For most airline loyalty programs a consumer’s value is based on the “What have you done for me lately?” concept. Show up and spend more money or expect to see status (and the associated benefits) taper off. But life happens sometimes, with changes that sideline a customer.
Getting them back into that loyal mindset after a hiatus can be especially difficult. Delta Air Lines announced a new program this week that intends to ease the transition back into travel after such a break. The “Reclaim My Status” allows SkyMiles members to quickly return to their Medallion status tier after a major life event.
Many changes in recent years engendered a consumer feeling that the “loyalty” is all about consumers spending more money with the airlines for fewer benefits. Delta’s SVP for Customer Engagement and loyalty Sandeep Dube hopes that this program can help shift the conversation, suggesting that “Loyalty is a two-way street and as a leading consumer brand, we are always looking for new ways to take care of our customers.”
The program is not a simple “pause” button for a previously earned Medallion tier. In order to reclaim the benefits the passenger must meet travel and spend thresholds within a 90-day window. It is very similar to the status match programs that exist to attract high value customers away from other airlines in that sense. In this case, however, it is a match to a lapsed status rather than to an existing competitor.
Qualifying life events include becoming a parent, recovering from a serious illness or injury, changing jobs and earning a degree. SkyMiles members must request the match from Delta and then wait for confirmation, typically expected within one week, to begin the 90-day challenge period.
Similar programs, typically targeting new parents, are available from other airlines as well. British Airways Executive Club launched a one year status pause for new parents last March, for example. Alaska Airlines offers a similar program. Hawaiian Airlines allows for pausing status around qualifying medical events. Qantas, Virgin Australia, Iberia and others will also pause or extend status for qualifying events. For airlines that don’t formally deliver such programs it is generally possible to ask for similar treatment, though approval remains at the discretion of the airline.

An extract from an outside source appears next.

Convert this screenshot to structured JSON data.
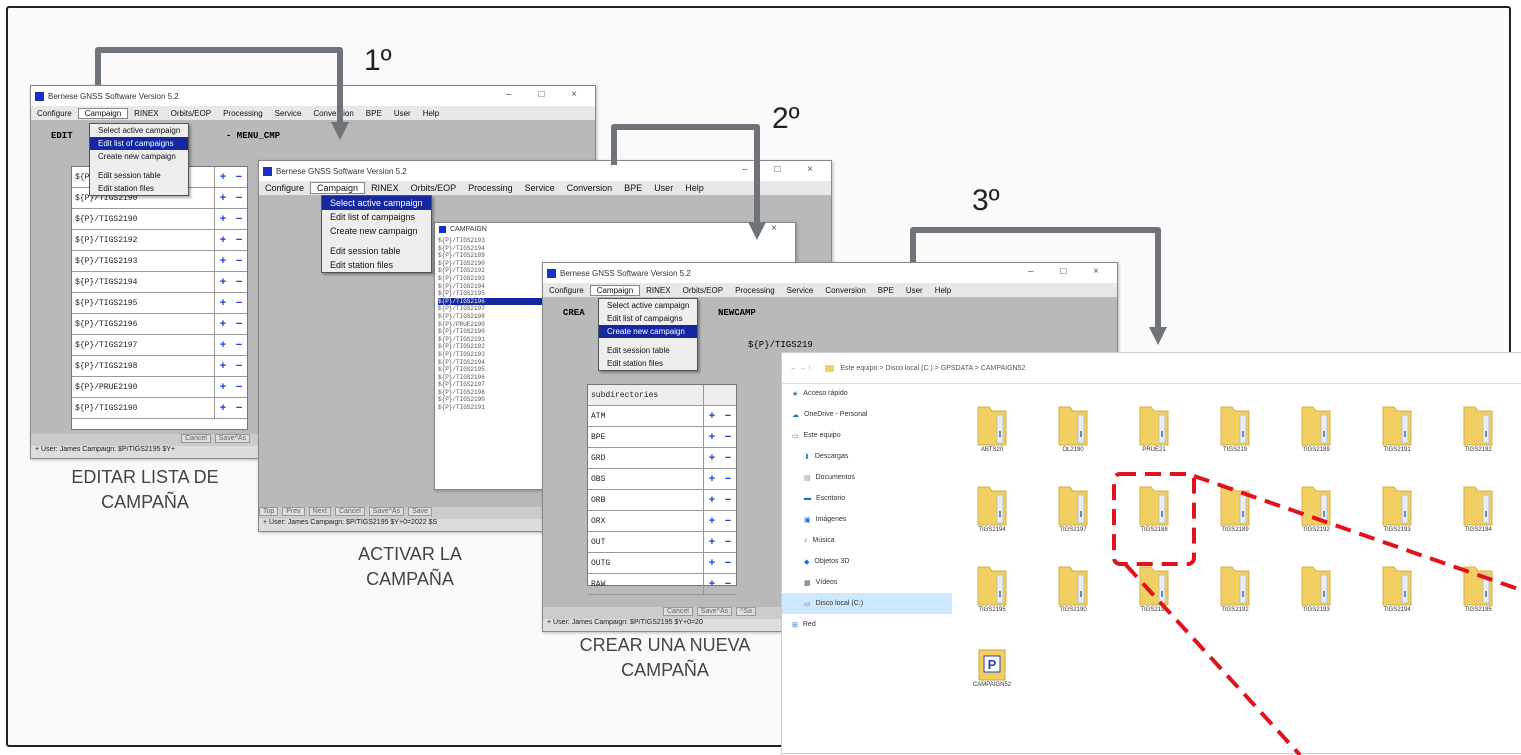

These programs are not the norm but they are also not completely unheard of. And certainly increasing the conversation around the idea of a “two way street” for loyalty is a welcome development. That said, these status pause programs are as much about making sure that a loyal customer does not start shopping elsewhere, retaining that wallet share, as they are about delivering benefits to the passengers. Yes, they are good for consumers, but they are also typically very, very good for the programs as well.